Publié le: 8 septembre 2017

Décision autonome et performance

horaires de travail – Les modèles flexibles montent en force, même contestés. L’économiste Michael Beckmann ne pense pas que les contrôles d’absence influencent les employés paresseux.

Comment les stratégies RH agissent-elles sur les performances des collaborateurs? Le professeur Michael Beckmann, économiste à l’Université de Bâle, se pose la question depuis de nombreuses années. Il étudie les mesures qui donnent au collaborateur plus d’autonomie dans la gestion du temps de travail. Parmi les modèles, celui qui est basé sur la confiance et le télétravail (ou travail à domicile) permettent au collaborateur de décider quand et où accomplir leurs tâches. En arrière-plan, on trouve la notion de travaux à réaliser tandis que la notion d’occupation du temps tend à disparaître totalement ou partiellement.

Autonomie versus bonus

En soi, le télétravail est un instrument contesté.
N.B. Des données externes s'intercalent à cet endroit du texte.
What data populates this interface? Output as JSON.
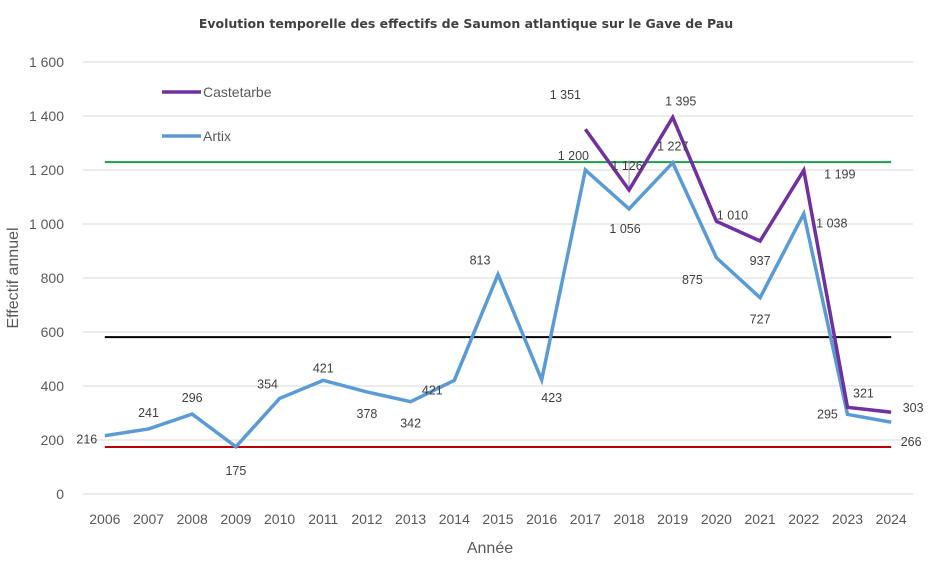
{
  "chart_data": {
    "type": "line",
    "title": "Evolution temporelle des effectifs de Saumon atlantique sur le Gave de Pau",
    "xlabel": "Année",
    "ylabel": "Effectif annuel",
    "ylim": [
      0,
      1600
    ],
    "y_ticks": [
      0,
      200,
      400,
      600,
      800,
      1000,
      1200,
      1400,
      1600
    ],
    "y_tick_labels": [
      "0",
      "200",
      "400",
      "600",
      "800",
      "1 000",
      "1 200",
      "1 400",
      "1 600"
    ],
    "grid": true,
    "legend": "top-left",
    "categories": [
      "2006",
      "2007",
      "2008",
      "2009",
      "2010",
      "2011",
      "2012",
      "2013",
      "2014",
      "2015",
      "2016",
      "2017",
      "2018",
      "2019",
      "2020",
      "2021",
      "2022",
      "2023",
      "2024"
    ],
    "series": [
      {
        "name": "Castetarbe",
        "color": "#7030A0",
        "values": [
          null,
          null,
          null,
          null,
          null,
          null,
          null,
          null,
          null,
          null,
          null,
          1351,
          1126,
          1395,
          1010,
          937,
          1199,
          321,
          303
        ],
        "labels": [
          null,
          null,
          null,
          null,
          null,
          null,
          null,
          null,
          null,
          null,
          null,
          "1 351",
          "1 126",
          "1 395",
          "1 010",
          "937",
          "1 199",
          "321",
          "303"
        ]
      },
      {
        "name": "Artix",
        "color": "#5B9BD5",
        "values": [
          216,
          241,
          296,
          175,
          354,
          421,
          378,
          342,
          421,
          813,
          423,
          1200,
          1056,
          1227,
          875,
          727,
          1038,
          295,
          266
        ],
        "labels": [
          "216",
          "241",
          "296",
          "175",
          "354",
          "421",
          "378",
          "342",
          "421",
          "813",
          "423",
          "1 200",
          "1 056",
          "1 227",
          "875",
          "727",
          "1 038",
          "295",
          "266"
        ]
      }
    ],
    "reference_lines": [
      {
        "name": "green-reference",
        "value": 1229,
        "color": "#1E9B4B"
      },
      {
        "name": "black-reference",
        "value": 581,
        "color": "#000000"
      },
      {
        "name": "red-reference",
        "value": 174,
        "color": "#C00000"
      }
    ]
  }
}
Nombre d’employeurs craignent en effet que cette marge de manœuvre soit utilisée à mauvais escient. «L’économie classique conçoit l’incitation par la motivation sous la forme de bonus, de primes ou de surveillance, explique cet économiste. Il y a au fond cette idée que l’être humain est un agent rationnel qui souhaite maximiser son profit. Pour Beckman, c’est un peu réducteur. «Il y a tellement de gens qui s’identifient à leur travail, qui exercent avec plaisir leur activité, ou le font par devoir.» Pour renforcer la motivation de ces acteurs, les entreprises doivent développer d’autres moyens. Selon lui, l’autonomie des collaborateurs contient de grands ­potentiels.
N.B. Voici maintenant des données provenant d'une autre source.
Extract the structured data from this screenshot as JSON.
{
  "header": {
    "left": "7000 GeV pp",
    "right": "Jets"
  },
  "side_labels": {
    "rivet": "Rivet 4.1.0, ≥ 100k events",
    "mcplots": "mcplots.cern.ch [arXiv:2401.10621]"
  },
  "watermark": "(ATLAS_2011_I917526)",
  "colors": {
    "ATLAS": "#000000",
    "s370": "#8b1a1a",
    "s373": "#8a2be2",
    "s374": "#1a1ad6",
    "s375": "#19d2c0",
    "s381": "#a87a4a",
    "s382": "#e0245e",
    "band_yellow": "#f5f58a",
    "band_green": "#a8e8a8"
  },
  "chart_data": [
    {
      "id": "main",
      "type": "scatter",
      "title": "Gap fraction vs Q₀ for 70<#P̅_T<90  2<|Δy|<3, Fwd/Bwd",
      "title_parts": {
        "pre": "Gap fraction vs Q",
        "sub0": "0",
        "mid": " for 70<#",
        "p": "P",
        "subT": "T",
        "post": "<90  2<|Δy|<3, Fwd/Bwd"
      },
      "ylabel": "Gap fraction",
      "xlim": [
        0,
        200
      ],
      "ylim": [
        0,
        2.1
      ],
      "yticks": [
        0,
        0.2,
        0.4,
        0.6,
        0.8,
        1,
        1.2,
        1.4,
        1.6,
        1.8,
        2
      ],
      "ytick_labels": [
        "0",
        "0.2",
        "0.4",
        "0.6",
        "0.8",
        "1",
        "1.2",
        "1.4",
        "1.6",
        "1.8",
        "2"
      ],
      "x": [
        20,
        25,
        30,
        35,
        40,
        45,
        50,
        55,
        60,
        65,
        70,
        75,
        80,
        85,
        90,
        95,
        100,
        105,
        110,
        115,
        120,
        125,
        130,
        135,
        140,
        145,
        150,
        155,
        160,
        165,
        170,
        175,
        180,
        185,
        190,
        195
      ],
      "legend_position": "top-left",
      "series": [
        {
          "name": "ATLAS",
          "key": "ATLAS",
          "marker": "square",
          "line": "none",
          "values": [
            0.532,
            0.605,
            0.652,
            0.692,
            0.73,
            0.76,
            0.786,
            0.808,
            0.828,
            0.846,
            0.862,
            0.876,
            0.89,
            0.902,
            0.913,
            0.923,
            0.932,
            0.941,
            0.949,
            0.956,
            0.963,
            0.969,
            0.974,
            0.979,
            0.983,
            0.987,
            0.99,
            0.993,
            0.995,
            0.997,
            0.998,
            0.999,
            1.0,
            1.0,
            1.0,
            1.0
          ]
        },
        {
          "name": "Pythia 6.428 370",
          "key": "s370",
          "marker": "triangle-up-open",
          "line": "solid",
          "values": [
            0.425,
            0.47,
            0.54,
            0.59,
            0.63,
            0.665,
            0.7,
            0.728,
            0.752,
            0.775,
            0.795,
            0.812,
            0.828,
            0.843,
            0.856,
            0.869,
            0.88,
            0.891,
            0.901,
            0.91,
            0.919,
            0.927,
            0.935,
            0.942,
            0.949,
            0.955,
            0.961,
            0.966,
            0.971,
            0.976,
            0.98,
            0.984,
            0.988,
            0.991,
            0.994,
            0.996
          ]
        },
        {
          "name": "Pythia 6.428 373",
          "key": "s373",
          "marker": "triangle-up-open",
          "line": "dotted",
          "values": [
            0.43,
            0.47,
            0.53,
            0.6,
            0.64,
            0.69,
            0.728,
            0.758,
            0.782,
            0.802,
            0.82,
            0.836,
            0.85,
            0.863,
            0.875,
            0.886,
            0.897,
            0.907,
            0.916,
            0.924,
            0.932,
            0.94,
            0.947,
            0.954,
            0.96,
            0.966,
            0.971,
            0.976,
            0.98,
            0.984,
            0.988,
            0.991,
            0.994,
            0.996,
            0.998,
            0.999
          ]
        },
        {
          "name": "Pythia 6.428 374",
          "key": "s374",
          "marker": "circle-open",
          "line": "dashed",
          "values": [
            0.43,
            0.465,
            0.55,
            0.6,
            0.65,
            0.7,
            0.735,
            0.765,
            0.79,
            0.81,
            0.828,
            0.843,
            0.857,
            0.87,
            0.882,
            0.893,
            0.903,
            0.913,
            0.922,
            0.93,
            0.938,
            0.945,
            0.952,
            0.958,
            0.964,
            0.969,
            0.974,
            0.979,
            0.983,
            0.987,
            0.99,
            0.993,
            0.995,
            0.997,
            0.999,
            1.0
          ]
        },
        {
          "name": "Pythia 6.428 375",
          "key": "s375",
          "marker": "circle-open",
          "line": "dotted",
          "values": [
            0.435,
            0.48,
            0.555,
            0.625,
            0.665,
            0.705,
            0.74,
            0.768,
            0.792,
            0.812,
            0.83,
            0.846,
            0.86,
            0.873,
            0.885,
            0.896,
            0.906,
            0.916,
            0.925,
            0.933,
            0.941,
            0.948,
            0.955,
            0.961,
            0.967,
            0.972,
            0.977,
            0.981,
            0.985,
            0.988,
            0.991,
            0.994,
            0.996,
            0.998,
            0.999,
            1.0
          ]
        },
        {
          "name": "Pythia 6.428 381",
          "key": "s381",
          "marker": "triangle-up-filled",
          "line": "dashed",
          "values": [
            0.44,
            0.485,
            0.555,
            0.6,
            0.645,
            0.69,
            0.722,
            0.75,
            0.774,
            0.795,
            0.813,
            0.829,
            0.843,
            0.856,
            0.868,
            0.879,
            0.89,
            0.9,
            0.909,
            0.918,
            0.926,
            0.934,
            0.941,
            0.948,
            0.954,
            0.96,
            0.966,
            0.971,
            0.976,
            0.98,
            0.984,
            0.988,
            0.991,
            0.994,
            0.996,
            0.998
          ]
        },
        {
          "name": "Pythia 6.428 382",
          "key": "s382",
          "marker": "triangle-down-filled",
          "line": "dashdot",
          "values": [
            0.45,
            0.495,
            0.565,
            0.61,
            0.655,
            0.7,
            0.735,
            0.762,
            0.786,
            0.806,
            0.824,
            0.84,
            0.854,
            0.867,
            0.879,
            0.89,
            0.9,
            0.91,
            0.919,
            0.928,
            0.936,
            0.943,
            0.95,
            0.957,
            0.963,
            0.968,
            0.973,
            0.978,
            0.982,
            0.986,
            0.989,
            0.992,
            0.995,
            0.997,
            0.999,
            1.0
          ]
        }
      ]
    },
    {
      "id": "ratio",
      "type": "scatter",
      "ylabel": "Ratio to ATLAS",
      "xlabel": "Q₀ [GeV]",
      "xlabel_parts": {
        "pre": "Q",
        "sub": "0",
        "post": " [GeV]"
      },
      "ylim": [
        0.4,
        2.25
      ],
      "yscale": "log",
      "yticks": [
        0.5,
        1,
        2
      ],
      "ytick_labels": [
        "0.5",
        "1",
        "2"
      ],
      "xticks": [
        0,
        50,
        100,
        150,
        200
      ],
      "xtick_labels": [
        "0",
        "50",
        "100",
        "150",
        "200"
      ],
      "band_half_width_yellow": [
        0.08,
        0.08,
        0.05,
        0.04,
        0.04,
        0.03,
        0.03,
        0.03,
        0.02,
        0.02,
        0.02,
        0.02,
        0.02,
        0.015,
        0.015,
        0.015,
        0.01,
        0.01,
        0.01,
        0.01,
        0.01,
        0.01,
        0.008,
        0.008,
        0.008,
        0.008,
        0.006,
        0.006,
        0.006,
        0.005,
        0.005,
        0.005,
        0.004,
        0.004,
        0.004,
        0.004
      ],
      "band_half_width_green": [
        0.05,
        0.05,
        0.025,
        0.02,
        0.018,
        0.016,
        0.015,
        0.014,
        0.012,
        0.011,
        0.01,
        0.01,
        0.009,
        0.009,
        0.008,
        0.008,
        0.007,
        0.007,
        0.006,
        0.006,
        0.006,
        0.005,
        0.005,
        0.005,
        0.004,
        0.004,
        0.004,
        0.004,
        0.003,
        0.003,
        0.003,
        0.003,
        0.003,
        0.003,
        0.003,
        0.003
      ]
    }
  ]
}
Ils travaillent 80 minutes de plus

Cette année, Michael Beckmann et un collectif d’auteurs ont fait paraître une étude sur la confiance dans le temps de travail. L’enquête montre que lors des contrôles sur les temps de travail, les collaborateurs ne travaillent pas moins, mais plus que nécessaire. En moyenne ­quatre-vingt minutes par semaine. «L’étude contredit de manière nette la crainte que l’absence de contrôles sur les temps de travail induisent de la paresse parmi les employés», souligne le chercheur. C’est le contraire qui prévaut: le fait de décider soi-même apparaît comme un facteur important de motivation pour les gens.

Crucial: la confiance mutuelle

La situation semble plus difficile pour les entreprises qui tentent de compenser une perte de maîtrise en instaurant un système basé sur des ­instruments de contrôle. Il est au contraire crucial, selon Michael Beckmann, de commencer par construire un rapport de confiance. C’est seulement par la suite qu’il devient possible de passer à des mesures d’autonomie. Il faut en effet que la confiance soit réciproque pour que les horaires souples et le télétravail fonctionnent. En revanche, le fait de se sentir surveillé peut détruire auprès des collaborateurs la capacité à se forger une automotivation.
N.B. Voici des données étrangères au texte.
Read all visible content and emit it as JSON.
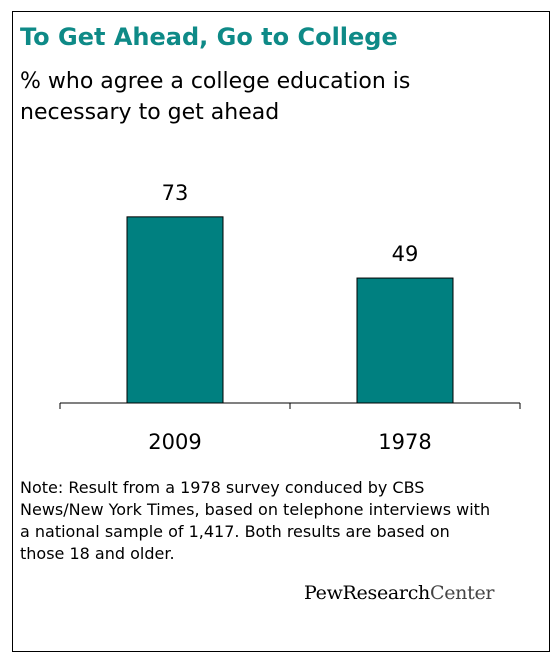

Flexibilité et rentabilité

En dépit des critiques, le fait de travailler chez soi est une tendance qui monte. En Suisse aussi, le nombre de personnes qui renoncent au moins partiellement au bureau augmente, notamment chez ceux qui cherchent à concilier famille et vie professionnelle.

«L’importance que ces modèles souples ont pris est à mettre en lien également avec les changements dans la nature des activités», poursuit l’économiste bâlois. La concurence qui se renforce, les changements technologiques poussent les entreprises et les collaborateurs à plus de flexibilité. Ces derniers sont confrontés à des exigences de travail croissantes et à des réglementations plus flexibles.

L’autonomie non seulement a un effet positif sur les performances, mais les modèles de temps de travail flexibles sont également des instruments RH beaucoup plus rentables que les incitations financières. Les employés eux-mêmes économisent du temps et de l’argent, car souvent de longs tours de travail sont perdus. Et Michael Beckmann de conclure: «Si l’activité le permet, le télétravail et ces solutions flexibles génèrent une situation gagnant-gagnant.»